RBI Revokes Sarvodaya Co‑operative Bank Licence Amid Severe Capital and Compliance Deficiencies

K
Kalpana SharmaCurrent Affairs Editor & Content Lead

Key Highlights

  • On 12 May 2026, RBI ordered an immediate cessation of all banking activities of Sarvodaya Co‑operative Bank Ltd.
  • The licence was withdrawn due to an insufficient capital base, bleak earnings outlook, and persistent regulatory breaches.
  • Depositors remain protected up to ₹5 lakh each under the Deposit Insurance and Credit Guarantee Corporation (DICGC) scheme.
  • The bank is barred from accepting new deposits, processing withdrawals, repaying existing deposits, extending credit, or conducting any routine customer transactions.
  • Maharashtra’s cooperative authority has been instructed to initiate winding‑up proceedings and appoint a liquidator.

Detailed Insights

The central bank conducted a thorough supervisory review and concluded that Sarvodaya Co‑operative Bank’s financial health had deteriorated to a level that jeopardised depositor interests. The institution failed to satisfy multiple provisions of the Banking Regulation Act, 1949, notably maintaining a viable capital adequacy ratio and complying with mandatory risk‑management norms. Continuing its operations, the RBI argued, would pose a systemic risk and contravene public‑interest considerations.
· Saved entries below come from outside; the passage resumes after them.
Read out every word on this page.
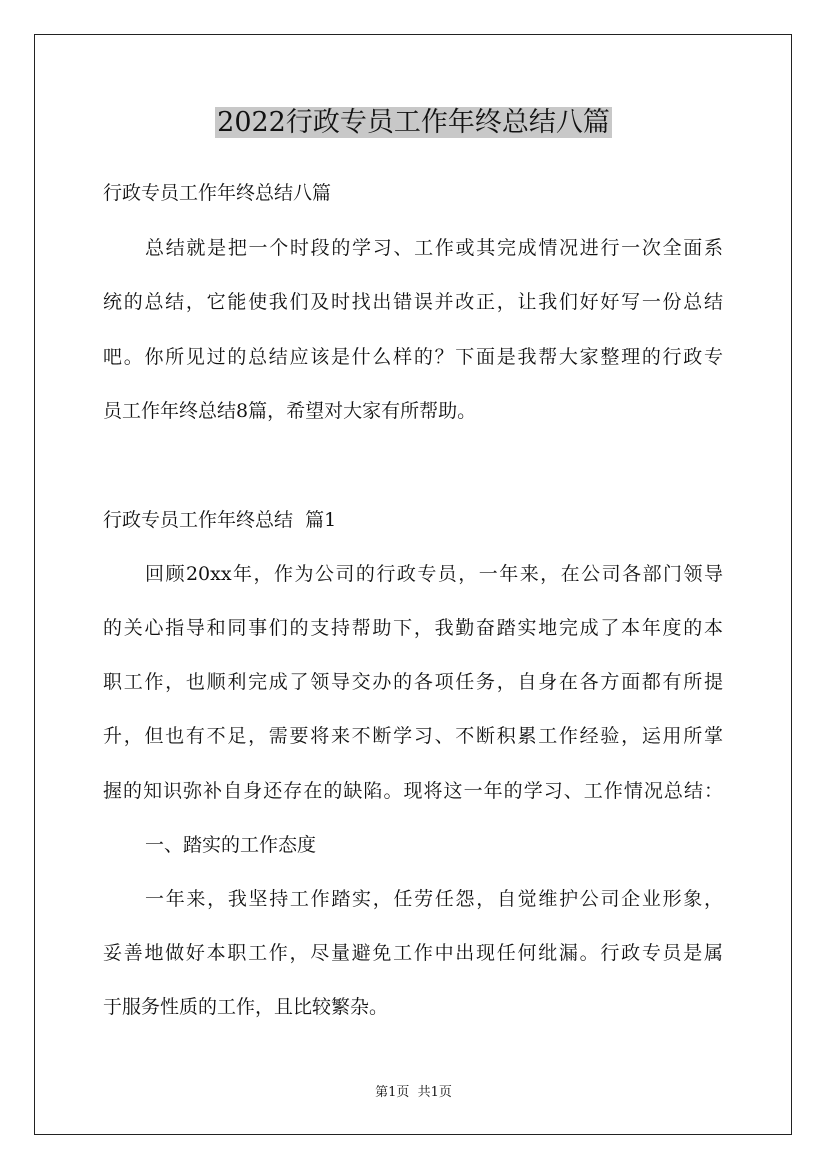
2022行政专员工作年终总结八篇
行政专员工作年终总结八篇
总结就是把一个时段的学习、工作或其完成情况进行一次全面系
统的总结，它能使我们及时找出错误并改正，让我们好好写一份总结
吧。你所见过的总结应该是什么样的？下面是我帮大家整理的行政专
员工作年终总结8篇，希望对大家有所帮助。
行政专员工作年终总结  篇1
回顾20xx年，作为公司的行政专员，一年来，在公司各部门领导
的关心指导和同事们的支持帮助下，我勤奋踏实地完成了本年度的本
职工作，也顺利完成了领导交办的各项任务，自身在各方面都有所提
升，但也有不足，需要将来不断学习、不断积累工作经验，运用所掌
握的知识弥补自身还存在的缺陷。现将这一年的学习、工作情况总结：
一、踏实的工作态度
一年来，我坚持工作踏实，任劳任怨，自觉维护公司企业形象，
妥善地做好本职工作，尽量避免工作中出现任何纰漏。行政专员是属
于服务性质的工作，且比较繁杂。
第1页  共1页
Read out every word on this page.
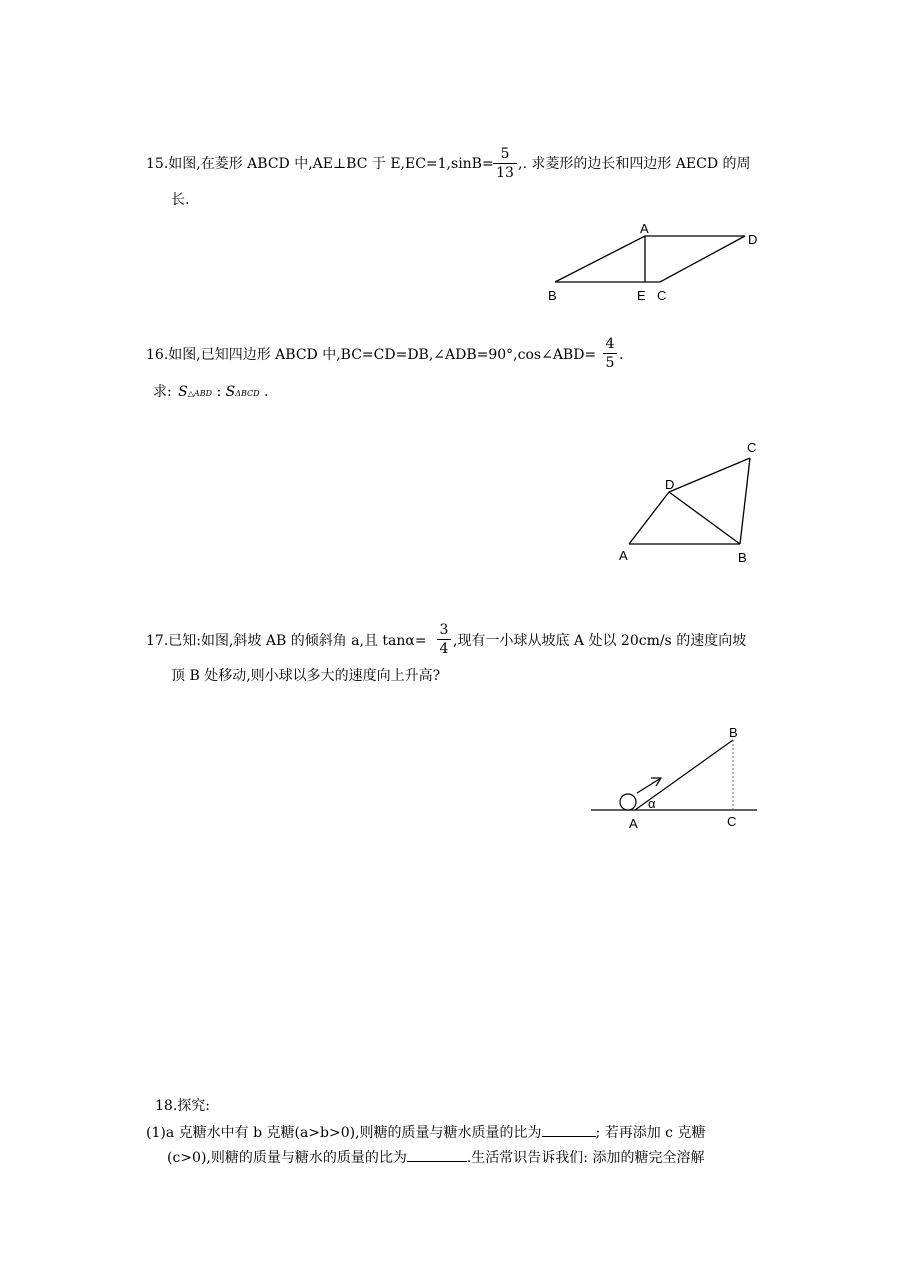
15.如图,在菱形 ABCD 中,AE⊥BC 于 E,EC=1,sinB=
5
13
,. 求菱形的边长和四边形 AECD 的周
长.
A
D
B	E C
16.如图,已知四边形 ABCD 中,BC=CD=DB,∠ADB=90°,cos∠ABD=
4
5 .
求: S△ABD : SΔBCD .
C
D
A	B
17.已知:如图,斜坡 AB 的倾斜角 a,且 tanα=
3
4 ,现有一小球从坡底 A 处以 20cm/s 的速度向坡
顶 B 处移动,则小球以多大的速度向上升高?
α
B
A	C
18.探究:
(1)a 克糖水中有 b 克糖(a>b>0),则糖的质量与糖水质量的比为	; 若再添加 c 克糖
(c>0),则糖的质量与糖水的质量的比为	.生活常识告诉我们: 添加的糖完全溶解
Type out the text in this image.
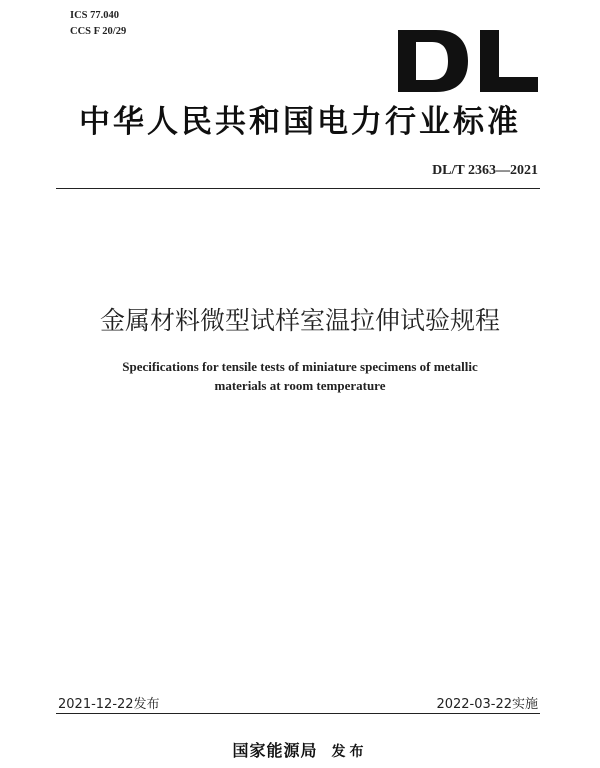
ICS 77.040
CCS F 20/29
中华人民共和国电力行业标准
DL/T 2363—2021
金属材料微型试样室温拉伸试验规程
Specifications for tensile tests of miniature specimens of metallic
materials at room temperature
2021-12-22发布	2022-03-22实施
国家能源局 发布
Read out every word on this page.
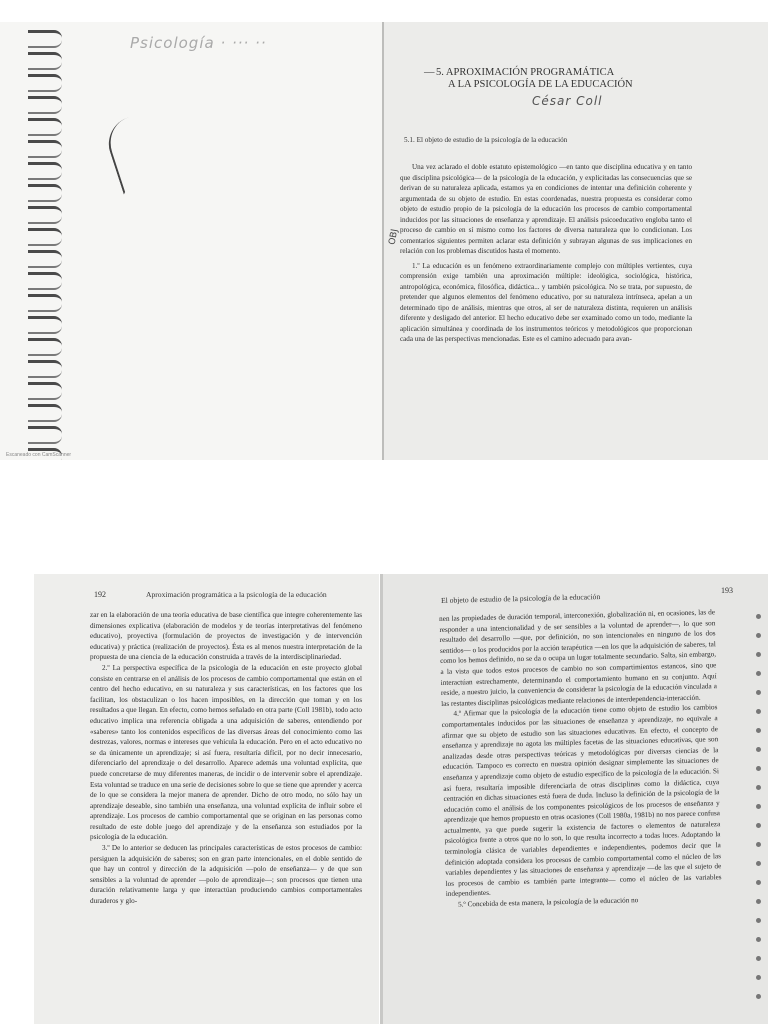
Psicología · ··· ··
Escaneado con CamScanner
— 5. APROXIMACIÓN PROGRAMÁTICA
A LA PSICOLOGÍA DE LA EDUCACIÓN
César Coll
5.1. El objeto de estudio de la psicología de la educación
OBJ

Una vez aclarado el doble estatuto epistemológico —en tanto que disciplina educativa y en tanto que disciplina psicológica— de la psicología de la educación, y explicitadas las consecuencias que se derivan de su naturaleza aplicada, estamos ya en condiciones de intentar una definición coherente y argumentada de su objeto de estudio. En estas coordenadas, nuestra propuesta es considerar como objeto de estudio propio de la psicología de la educación los procesos de cambio comportamental inducidos por las situaciones de enseñanza y aprendizaje. El análisis psicoeducativo engloba tanto el proceso de cambio en sí mismo como los factores de diversa naturaleza que lo condicionan. Los comentarios siguientes permiten aclarar esta definición y subrayan algunas de sus implicaciones en relación con los problemas discutidos hasta el momento.

1.º La educación es un fenómeno extraordinariamente complejo con múltiples vertientes, cuya comprensión exige también una aproximación múltiple: ideológica, sociológica, histórica, antropológica, económica, filosófica, didáctica... y también psicológica. No se trata, por supuesto, de pretender que algunos elementos del fenómeno educativo, por su naturaleza intrínseca, apelan a un determinado tipo de análisis, mientras que otros, al ser de naturaleza distinta, requieren un análisis diferente y desligado del anterior. El hecho educativo debe ser examinado como un todo, mediante la aplicación simultánea y coordinada de los instrumentos teóricos y metodológicos que proporcionan cada una de las perspectivas mencionadas. Este es el camino adecuado para avan-

192	Aproximación programática a la psicología de la educación

zar en la elaboración de una teoría educativa de base científica que integre coherentemente las dimensiones explicativa (elaboración de modelos y de teorías interpretativas del fenómeno educativo), proyectiva (formulación de proyectos de investigación y de intervención educativa) y práctica (realización de proyectos). Ésta es al menos nuestra interpretación de la propuesta de una ciencia de la educación construida a través de la interdisciplinariedad.

2.º La perspectiva específica de la psicología de la educación en este proyecto global consiste en centrarse en el análisis de los procesos de cambio comportamental que están en el centro del hecho educativo, en su naturaleza y sus características, en los factores que los facilitan, los obstaculizan o los hacen imposibles, en la dirección que toman y en los resultados a que llegan. En efecto, como hemos señalado en otra parte (Coll 1981b), todo acto educativo implica una referencia obligada a una adquisición de saberes, entendiendo por «saberes» tanto los contenidos específicos de las diversas áreas del conocimiento como las destrezas, valores, normas e intereses que vehicula la educación. Pero en el acto educativo no se da únicamente un aprendizaje; si así fuera, resultaría difícil, por no decir innecesario, diferenciarlo del aprendizaje o del desarrollo. Aparece además una voluntad explícita, que puede concretarse de muy diferentes maneras, de incidir o de intervenir sobre el aprendizaje. Esta voluntad se traduce en una serie de decisiones sobre lo que se tiene que aprender y acerca de lo que se considera la mejor manera de aprender. Dicho de otro modo, no sólo hay un aprendizaje deseable, sino también una enseñanza, una voluntad explícita de influir sobre el aprendizaje. Los procesos de cambio comportamental que se originan en las personas como resultado de este doble juego del aprendizaje y de la enseñanza son estudiados por la psicología de la educación.

3.º De lo anterior se deducen las principales características de estos procesos de cambio: persiguen la adquisición de saberes; son en gran parte intencionales, en el doble sentido de que hay un control y dirección de la adquisición —polo de enseñanza— y de que son sensibles a la voluntad de aprender —polo de aprendizaje—; son procesos que tienen una duración relativamente larga y que interactúan produciendo cambios comportamentales duraderos y glo-

El objeto de estudio de la psicología de la educación
193

nen las propiedades de duración temporal, interconexión, globalización ni, en ocasiones, las de responder a una intencionalidad y de ser sensibles a la voluntad de aprender—, lo que son resultado del desarrollo —que, por definición, no son intencionales en ninguno de los dos sentidos— o los producidos por la acción terapéutica —en los que la adquisición de saberes, tal como los hemos definido, no se da o ocupa un lugar totalmente secundario. Salta, sin embargo, a la vista que todos estos procesos de cambio no son compartimientos estancos, sino que interactúan estrechamente, determinando el comportamiento humano en su conjunto. Aquí reside, a nuestro juicio, la conveniencia de considerar la psicología de la educación vinculada a las restantes disciplinas psicológicas mediante relaciones de interdependencia-interacción.

4.º Afirmar que la psicología de la educación tiene como objeto de estudio los cambios comportamentales inducidos por las situaciones de enseñanza y aprendizaje, no equivale a afirmar que su objeto de estudio son las situaciones educativas. En efecto, el concepto de enseñanza y aprendizaje no agota las múltiples facetas de las situaciones educativas, que son analizadas desde otras perspectivas teóricas y metodológicas por diversas ciencias de la educación. Tampoco es correcto en nuestra opinión designar simplemente las situaciones de enseñanza y aprendizaje como objeto de estudio específico de la psicología de la educación. Si así fuera, resultaría imposible diferenciarla de otras disciplinas como la didáctica, cuya centración en dichas situaciones está fuera de duda. Incluso la definición de la psicología de la educación como el análisis de los componentes psicológicos de los procesos de enseñanza y aprendizaje que hemos propuesto en otras ocasiones (Coll 1980a, 1981b) no nos parece confusa actualmente, ya que puede sugerir la existencia de factores o elementos de naturaleza psicológica frente a otros que no lo son, lo que resulta incorrecto a todas luces. Adoptando la terminología clásica de variables dependientes e independientes, podemos decir que la definición adoptada considera los procesos de cambio comportamental como el núcleo de las variables dependientes y las situaciones de enseñanza y aprendizaje —de las que el sujeto de los procesos de cambio es también parte integrante— como el núcleo de las variables independientes.

5.º Concebida de esta manera, la psicología de la educación no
Following the licence cancellation, the bank is prohibited from performing any of the core functions that define a retail banking entity. This includes the prohibition of fresh deposits, repayment of outstanding deposits, customer‑initiated withdrawals, loan disbursements, and any other standard banking services. Account holders therefore cannot access or move funds through conventional channels.

To safeguard depositors, RBI emphasized that the DICGC insurance covers up to ₹5 lakh per depositor, per bank, encompassing savings, current, fixed, and recurring deposits, as well as accrued interest. According to RBI projections, approximately 98.36 % of the bank’s depositors should receive the full insured amount.

The winding‑up process will be overseen by a court‑appointed liquidator, as directed to the cooperative regulatory body of Maharashtra. This step aims to orderly realise the bank’s remaining assets and settle creditor claims in accordance with legal priorities.

Key Concepts

  • Banking Regulation Act, 1949: The principal legislation governing the licensing, supervision, and operational standards of banks in India.
  • Capital Adequacy: A measure of a bank’s capital relative to its risk‑weighted assets, essential for absorbing losses and maintaining solvency.
  • Deposit Insurance and Credit Guarantee Corporation (DICGC): An RBI‑owned entity that guarantees depositors’ funds up to ₹5 lakh per depositor, per bank, in the event of bank failure.
  • Winding‑up: The legal procedure for dissolving a financially distressed institution, involving asset liquidation and settlement of liabilities.
  • Liquidator: An appointed professional tasked with managing the wind‑up process, converting assets to cash, and distributing proceeds to creditors.